Ucraina, il governo Meloni tiene il punto: no all’uso di armi italiane in territorio russo. Ma non può controllare come vengono impiegate
La “dottrina Stoltenberg” sembra trovare sempre più consensi tra gli alleati della Nato. Una settimana fa il segretario generale dell’Alleanza Atlantica aveva dichiarato che le armi fornite a Kiev da parte dei Paesi membri dovevano essere impiegate per colpire obiettivi “sensibili” all’interno del territorio della Federazione Russa. Quindi, secondo il segretario, si dovrebbero togliere le restrizioni che vengono imposte, dalla Nato, circa l’utilizzo dei sistemi d’arma contro le truppe russe. Londra, Parigi e Washington erano già d’accordo sulla escalation del conflitto, gli altri Paesi dell’Alleanza, gradualmente, si stanno allineando. Ma non il governo italiano che, attraverso le dichiarazioni dei suoi ministri della Difesa, Guido Crosetto, e degli Affari Esteri, Antonio Tajani, sembra mantenere una posizione fermamente negativa alla proposta di Soltenberg. Pur continuando a inviare armi agli ucraini, l’Italia non vuole che vengano usate contro il territorio russo. Ma c’è da chiedersi: gli ucraini rispettano veramente le restrizioni imposte dai fornitori sull’impiego degli armamenti?
Sembrerebbe proprio di no. Almeno a giudicare dagli attacchi effettuati in territorio russo negli ultimi giorni, con l’impiego dei missili tattici MGM-140 ATACMs Block I lanciati dalle piattaforme HIMARS, ma anche i razzi a guida Gps GMLRS accreditati di una gittata massima di 150 chilometri. Tali attacchi non sarebbero stati possibili senza l’assistenza militare statunitense, la quale provvede a guidare gli ordigni sugli obiettivi in territorio russo. In che modo? proprio grazie all’utilizzo del sistema a guida Gps che è direttamente collegato ai satelliti americani e, quindi, controllabile in tempo reale dal Dipartimento della Difesa di Washington. Impossibile per Kiev, quindi, nascondere agli americani l’utilizzo delle proprie armi al di fuori del teatro ucraino.
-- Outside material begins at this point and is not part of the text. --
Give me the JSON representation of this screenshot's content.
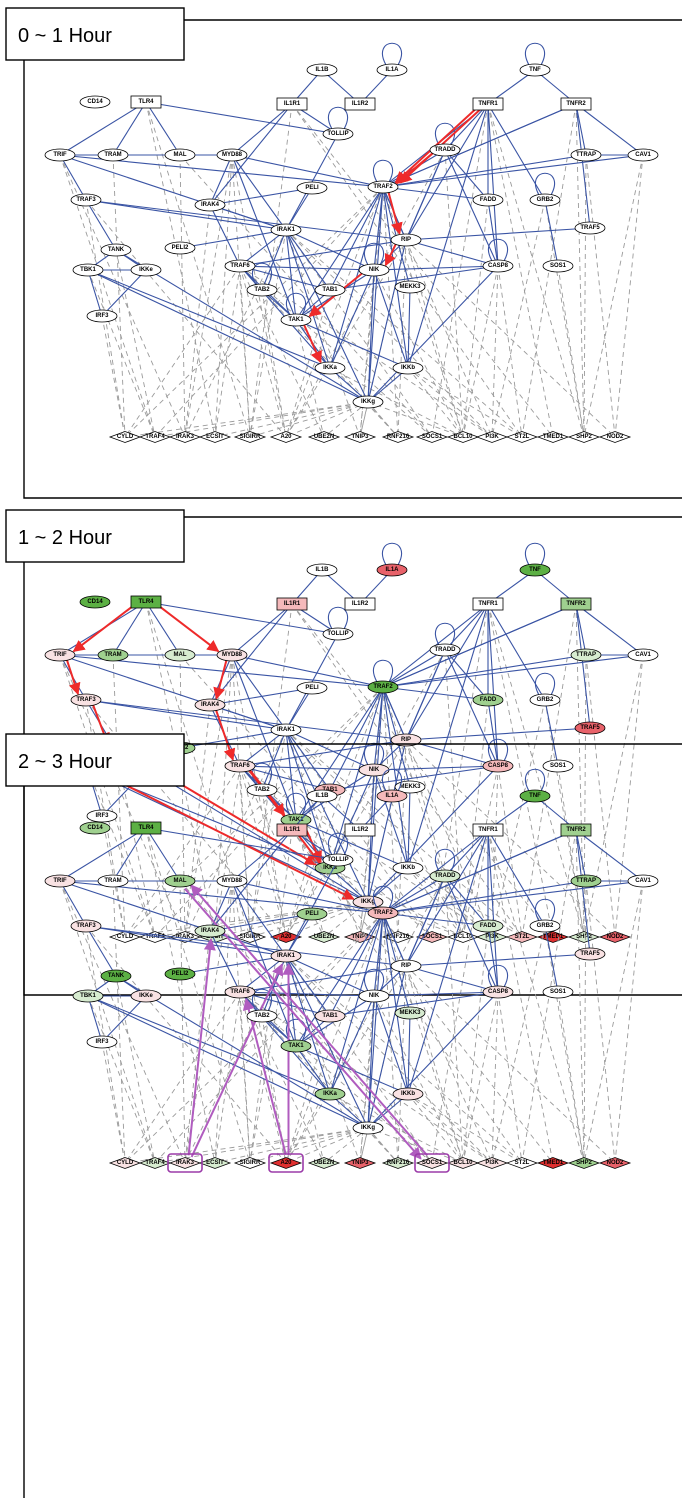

Gli altri paesi dell’Alleanza, invece, non hanno idea di come vengano impiegate le armi che forniscono. L’Italia, nonostante si dichiari contraria a una ulteriore escalation del conflitto, prosegue con il sostegno incondizionato a Kiev. Recentemente il Parlamento ha deciso per l’invio di un altro pacchetto d’aiuti all’Ucraina, contenente anche i missili superficie-aria SAMPT (Aster-30) a medio raggio. Questi, molto probabilmente, andranno a integrare la difesa aerea della capitale. Altro discorso riguarda i missili da crociera Storm Shadow (Scalp EG), utilizzati dai caccia bombardieri Sukhoi Su-24, con un gittata massima di oltre 500 km. Anche questi missili hanno un doppio sistema di guida, inerziale (INS) e GPS, per resistere meglio alle contromisure elettroniche (EW). Pur non potendo fare un’integrazione ottimale sui velivoli di epoca sovietica, lo Storm Shadow rimane un’arma strategica a lungo raggio, il cui utilizzo sfugge al controllo di Roma e ricade sotto quello di Washington.
Il governo Meloni, nonostante il suo diniego a una escalation del conflitto, così come propone il segretario generale della Nato, non esercita quindi alcun controllo circa l’utilizzo dei sistemi d’arma inviati all’Ucraina, i quali possono essere lanciati contro il territorio della Federazione Russa senza che il Parlamento italiano ne sia a conoscenza. Questo nonostante le promesse e le prese di posizione dell’esecutivo.